Storing a lowercase k. Some input sources produce the verifier as lowercase k. clean() returns uppercase unconditionally — trust it and do not second-guess the casing in SQL after the fact.

Trimming punctuation with SQL REPLACE(). A REPLACE(rut, '.', '') chain in SQL does not handle unicode dashes (‐, –, —) or non-breaking whitespace. These characters are rare but not impossible in data that arrived from a copy-paste or an external API. Normalize in the application layer with clean(), which handles the full range of separators the library is designed for, then write the result to the database. rut.ts ships zero runtime dependencies, so wiring it into a repository layer adds nothing to your transitive package graph.

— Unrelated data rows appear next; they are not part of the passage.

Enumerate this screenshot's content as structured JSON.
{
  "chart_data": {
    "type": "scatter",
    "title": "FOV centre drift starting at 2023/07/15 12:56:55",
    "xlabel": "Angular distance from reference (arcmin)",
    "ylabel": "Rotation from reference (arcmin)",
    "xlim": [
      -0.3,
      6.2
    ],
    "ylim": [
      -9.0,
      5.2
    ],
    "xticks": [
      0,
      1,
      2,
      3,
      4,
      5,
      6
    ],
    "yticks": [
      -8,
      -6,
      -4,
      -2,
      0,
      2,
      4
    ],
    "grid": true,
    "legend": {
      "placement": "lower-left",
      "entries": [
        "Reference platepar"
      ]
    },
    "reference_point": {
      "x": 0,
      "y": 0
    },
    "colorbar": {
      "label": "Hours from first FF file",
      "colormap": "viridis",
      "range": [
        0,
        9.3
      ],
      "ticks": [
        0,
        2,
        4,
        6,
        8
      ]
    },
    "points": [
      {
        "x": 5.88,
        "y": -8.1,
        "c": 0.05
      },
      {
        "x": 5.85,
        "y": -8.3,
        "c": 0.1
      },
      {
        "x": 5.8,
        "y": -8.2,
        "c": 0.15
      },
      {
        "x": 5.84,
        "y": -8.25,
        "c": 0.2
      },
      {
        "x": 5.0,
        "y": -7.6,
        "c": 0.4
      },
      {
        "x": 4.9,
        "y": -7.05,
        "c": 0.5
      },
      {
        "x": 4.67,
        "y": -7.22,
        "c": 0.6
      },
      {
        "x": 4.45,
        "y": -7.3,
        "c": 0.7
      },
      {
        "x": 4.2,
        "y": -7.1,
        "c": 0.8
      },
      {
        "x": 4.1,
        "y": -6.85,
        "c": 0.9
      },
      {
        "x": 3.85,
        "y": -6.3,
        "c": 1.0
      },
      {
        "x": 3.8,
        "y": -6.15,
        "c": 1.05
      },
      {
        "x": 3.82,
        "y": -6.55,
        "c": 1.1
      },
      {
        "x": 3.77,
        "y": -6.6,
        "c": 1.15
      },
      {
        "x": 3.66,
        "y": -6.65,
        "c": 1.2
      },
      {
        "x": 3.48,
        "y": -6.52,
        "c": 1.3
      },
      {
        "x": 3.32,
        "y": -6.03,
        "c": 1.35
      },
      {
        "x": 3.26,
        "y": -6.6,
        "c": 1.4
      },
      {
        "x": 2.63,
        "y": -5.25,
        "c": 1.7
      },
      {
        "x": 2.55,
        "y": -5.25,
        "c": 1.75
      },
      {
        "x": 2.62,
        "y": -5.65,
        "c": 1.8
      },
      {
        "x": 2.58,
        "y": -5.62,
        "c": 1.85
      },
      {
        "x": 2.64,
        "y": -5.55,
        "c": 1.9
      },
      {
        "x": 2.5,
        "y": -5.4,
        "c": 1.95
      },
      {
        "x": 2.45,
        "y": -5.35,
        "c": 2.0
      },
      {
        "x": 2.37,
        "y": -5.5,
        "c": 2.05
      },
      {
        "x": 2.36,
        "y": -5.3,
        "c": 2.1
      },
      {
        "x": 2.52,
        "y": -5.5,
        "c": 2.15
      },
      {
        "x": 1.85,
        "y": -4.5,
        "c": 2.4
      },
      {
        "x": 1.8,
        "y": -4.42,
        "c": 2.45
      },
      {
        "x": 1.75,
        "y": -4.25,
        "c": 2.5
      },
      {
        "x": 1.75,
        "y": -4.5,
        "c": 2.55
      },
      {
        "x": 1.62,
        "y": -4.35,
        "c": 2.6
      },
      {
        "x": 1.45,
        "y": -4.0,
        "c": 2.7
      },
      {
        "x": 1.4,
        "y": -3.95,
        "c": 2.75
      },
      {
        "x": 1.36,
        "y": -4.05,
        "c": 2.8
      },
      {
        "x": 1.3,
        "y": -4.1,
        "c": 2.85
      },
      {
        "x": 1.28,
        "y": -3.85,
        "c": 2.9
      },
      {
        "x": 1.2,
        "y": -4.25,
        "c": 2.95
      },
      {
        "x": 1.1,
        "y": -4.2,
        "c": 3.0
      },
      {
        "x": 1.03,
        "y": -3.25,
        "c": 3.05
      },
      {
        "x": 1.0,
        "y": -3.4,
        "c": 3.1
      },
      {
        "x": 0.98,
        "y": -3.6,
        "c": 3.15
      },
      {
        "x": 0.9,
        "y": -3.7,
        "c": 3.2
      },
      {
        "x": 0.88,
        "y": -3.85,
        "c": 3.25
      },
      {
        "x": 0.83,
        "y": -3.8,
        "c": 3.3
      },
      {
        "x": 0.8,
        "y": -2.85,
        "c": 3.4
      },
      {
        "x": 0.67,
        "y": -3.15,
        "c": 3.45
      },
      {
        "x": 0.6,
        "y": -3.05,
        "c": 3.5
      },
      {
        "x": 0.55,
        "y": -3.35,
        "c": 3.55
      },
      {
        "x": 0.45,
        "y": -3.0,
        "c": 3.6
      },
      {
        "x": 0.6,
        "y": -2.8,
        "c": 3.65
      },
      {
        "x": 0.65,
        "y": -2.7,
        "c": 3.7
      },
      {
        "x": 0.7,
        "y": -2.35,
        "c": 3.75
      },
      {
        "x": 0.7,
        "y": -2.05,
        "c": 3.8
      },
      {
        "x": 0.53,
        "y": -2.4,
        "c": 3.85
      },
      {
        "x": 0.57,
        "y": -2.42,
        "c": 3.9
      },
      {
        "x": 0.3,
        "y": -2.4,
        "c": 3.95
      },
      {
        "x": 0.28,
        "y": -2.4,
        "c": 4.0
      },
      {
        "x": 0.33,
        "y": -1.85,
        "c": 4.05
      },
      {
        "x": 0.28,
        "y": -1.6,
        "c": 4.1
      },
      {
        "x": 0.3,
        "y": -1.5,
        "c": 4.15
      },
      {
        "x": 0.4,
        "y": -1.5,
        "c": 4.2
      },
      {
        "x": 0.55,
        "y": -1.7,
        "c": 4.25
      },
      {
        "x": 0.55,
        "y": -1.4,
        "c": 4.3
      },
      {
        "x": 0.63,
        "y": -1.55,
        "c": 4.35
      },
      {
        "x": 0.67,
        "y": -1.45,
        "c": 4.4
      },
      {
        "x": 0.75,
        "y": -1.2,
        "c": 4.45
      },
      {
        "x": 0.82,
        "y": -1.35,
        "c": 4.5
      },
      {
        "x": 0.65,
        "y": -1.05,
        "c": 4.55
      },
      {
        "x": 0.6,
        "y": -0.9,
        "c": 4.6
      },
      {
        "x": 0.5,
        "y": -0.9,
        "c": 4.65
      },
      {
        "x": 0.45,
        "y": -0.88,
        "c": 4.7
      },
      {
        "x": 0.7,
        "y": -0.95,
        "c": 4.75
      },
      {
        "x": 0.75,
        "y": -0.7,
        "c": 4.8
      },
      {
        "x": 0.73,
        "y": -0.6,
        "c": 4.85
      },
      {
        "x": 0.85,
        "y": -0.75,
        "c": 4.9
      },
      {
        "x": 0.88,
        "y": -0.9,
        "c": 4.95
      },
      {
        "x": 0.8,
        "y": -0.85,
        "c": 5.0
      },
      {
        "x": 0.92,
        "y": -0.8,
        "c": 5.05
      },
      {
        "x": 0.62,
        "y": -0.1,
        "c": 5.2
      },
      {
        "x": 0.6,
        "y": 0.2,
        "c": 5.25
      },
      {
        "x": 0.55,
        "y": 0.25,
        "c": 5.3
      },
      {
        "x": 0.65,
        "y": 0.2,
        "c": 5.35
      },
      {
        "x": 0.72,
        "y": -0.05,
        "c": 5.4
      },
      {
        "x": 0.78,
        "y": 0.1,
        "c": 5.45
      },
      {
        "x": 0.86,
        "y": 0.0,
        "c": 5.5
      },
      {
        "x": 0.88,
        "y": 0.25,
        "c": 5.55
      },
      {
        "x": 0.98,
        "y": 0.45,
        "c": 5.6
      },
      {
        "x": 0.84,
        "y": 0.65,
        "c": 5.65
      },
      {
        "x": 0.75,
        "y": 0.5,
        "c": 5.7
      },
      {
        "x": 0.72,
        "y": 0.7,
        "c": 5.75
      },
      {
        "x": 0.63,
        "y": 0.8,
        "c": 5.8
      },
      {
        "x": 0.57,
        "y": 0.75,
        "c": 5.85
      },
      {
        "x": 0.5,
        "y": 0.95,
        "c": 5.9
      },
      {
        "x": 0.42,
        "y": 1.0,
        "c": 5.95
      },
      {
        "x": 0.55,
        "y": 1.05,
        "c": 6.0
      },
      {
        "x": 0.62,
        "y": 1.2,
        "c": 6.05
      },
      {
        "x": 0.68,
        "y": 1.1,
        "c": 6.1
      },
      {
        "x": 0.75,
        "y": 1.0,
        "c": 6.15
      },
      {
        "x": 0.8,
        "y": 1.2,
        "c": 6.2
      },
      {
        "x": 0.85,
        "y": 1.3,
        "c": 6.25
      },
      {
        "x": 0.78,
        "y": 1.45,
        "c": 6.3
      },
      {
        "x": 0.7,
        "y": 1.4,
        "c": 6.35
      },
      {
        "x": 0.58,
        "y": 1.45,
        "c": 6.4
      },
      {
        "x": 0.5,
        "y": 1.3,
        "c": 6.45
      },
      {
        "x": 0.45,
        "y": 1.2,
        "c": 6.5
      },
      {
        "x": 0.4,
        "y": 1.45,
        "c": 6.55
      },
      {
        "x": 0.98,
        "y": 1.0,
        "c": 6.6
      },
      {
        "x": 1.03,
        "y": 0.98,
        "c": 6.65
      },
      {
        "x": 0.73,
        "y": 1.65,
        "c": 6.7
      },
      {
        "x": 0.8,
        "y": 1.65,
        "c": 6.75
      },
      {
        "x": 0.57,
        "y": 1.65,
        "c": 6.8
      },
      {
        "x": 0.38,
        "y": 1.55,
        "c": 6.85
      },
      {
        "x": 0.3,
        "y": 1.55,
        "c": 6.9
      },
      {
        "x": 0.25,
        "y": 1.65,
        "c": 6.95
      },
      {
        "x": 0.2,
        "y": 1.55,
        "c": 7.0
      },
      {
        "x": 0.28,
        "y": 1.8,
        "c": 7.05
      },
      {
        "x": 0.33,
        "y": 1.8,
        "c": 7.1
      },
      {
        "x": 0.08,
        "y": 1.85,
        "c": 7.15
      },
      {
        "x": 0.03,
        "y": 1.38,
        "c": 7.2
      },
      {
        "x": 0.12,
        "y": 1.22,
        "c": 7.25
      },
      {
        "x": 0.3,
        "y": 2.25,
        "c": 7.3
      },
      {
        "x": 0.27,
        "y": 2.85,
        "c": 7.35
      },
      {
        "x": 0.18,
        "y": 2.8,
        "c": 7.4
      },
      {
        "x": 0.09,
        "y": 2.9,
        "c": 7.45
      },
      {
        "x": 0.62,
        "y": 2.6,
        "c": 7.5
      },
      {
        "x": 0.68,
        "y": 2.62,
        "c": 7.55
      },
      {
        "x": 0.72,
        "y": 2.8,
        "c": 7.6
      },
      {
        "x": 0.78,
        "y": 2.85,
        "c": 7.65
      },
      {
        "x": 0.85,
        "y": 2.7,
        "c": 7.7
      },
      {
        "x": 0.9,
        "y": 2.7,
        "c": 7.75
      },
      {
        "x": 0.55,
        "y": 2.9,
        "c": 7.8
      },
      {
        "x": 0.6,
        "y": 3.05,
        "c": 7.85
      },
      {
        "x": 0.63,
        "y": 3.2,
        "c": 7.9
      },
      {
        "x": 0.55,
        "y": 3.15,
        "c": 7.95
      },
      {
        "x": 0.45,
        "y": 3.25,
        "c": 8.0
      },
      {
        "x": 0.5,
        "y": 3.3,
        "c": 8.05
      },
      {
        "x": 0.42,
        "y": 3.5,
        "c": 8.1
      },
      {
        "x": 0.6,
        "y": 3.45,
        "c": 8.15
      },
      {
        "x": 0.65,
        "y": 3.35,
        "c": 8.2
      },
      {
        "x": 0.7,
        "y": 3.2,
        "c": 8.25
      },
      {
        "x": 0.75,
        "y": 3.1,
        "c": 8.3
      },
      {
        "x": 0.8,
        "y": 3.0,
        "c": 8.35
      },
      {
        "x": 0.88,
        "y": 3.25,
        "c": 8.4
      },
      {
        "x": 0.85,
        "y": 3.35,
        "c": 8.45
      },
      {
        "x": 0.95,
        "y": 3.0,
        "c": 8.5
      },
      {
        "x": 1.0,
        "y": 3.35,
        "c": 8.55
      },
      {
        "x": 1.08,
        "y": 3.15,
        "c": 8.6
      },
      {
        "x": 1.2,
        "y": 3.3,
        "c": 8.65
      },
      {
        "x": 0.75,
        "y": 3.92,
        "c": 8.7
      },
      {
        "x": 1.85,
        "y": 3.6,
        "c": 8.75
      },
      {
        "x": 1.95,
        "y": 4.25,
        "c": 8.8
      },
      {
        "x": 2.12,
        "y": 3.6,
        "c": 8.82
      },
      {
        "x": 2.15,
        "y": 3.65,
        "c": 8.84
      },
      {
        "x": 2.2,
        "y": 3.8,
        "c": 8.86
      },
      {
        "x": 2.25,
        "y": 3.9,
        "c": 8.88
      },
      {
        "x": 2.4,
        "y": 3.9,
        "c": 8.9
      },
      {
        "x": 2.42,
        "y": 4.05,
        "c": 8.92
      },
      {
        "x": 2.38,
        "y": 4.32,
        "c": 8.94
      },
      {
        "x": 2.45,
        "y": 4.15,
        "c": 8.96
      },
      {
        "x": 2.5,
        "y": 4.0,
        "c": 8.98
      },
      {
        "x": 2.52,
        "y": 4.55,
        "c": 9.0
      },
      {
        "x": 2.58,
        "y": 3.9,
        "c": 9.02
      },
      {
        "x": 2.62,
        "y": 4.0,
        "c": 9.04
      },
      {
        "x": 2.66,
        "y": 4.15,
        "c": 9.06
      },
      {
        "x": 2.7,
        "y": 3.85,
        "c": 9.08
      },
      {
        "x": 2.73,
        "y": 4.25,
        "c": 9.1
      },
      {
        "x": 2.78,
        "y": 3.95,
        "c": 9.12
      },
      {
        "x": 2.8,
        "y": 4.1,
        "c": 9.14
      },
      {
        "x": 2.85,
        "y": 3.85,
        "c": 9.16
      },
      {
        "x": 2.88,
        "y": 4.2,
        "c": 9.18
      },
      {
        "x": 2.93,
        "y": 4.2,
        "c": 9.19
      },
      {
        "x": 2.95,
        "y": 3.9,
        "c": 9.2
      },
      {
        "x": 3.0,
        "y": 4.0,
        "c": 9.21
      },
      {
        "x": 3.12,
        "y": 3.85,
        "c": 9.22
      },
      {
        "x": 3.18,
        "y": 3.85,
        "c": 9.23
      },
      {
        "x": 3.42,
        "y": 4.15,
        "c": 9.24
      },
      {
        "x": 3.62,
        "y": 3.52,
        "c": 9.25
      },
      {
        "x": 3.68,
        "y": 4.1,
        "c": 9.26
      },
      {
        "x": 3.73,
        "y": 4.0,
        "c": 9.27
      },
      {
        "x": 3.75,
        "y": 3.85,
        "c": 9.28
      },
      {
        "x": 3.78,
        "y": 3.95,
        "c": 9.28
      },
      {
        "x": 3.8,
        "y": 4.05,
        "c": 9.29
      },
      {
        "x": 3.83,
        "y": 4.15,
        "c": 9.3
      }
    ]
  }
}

Joining a formatted column against a cleaned column. If one table stores 12.345.678-5 and another stores 123456785, an equality join returns zero rows. No error is raised and tests that use matching literal values in fixtures will not catch it. The silent failure can persist for months in production. The fix is to normalize both sides to the same canonical form before any join runs — or, better, to normalize at write time so the mismatch never exists in the first place. For comparisons that happen in application code rather than in SQL, equals() sidesteps the problem entirely: equals('12.345.678-5', '123456785') returns true by comparing the underlying values, with no manual normalization on either side.

Letting two sources of truth drift. A RUT that lives in the customers table and also in a denormalized event payload stored as JSON will drift if the payload was written before normalization was enforced. Establish a single canonical source and treat any other occurrence as derived. When a discrepancy appears, always trust the source of truth and correct the derived copy.

Echoing the RUT into your logs. Query logs, audit trails, and slow-query logs routinely capture column values — and a RUT is PII under Ley 19.628. Don't mirror the raw value into application logs that shadow the database. mask('12.345.678-5') → '12.***.***-5' gives you a correlatable token to trace a row without copying the identity into your log pipeline.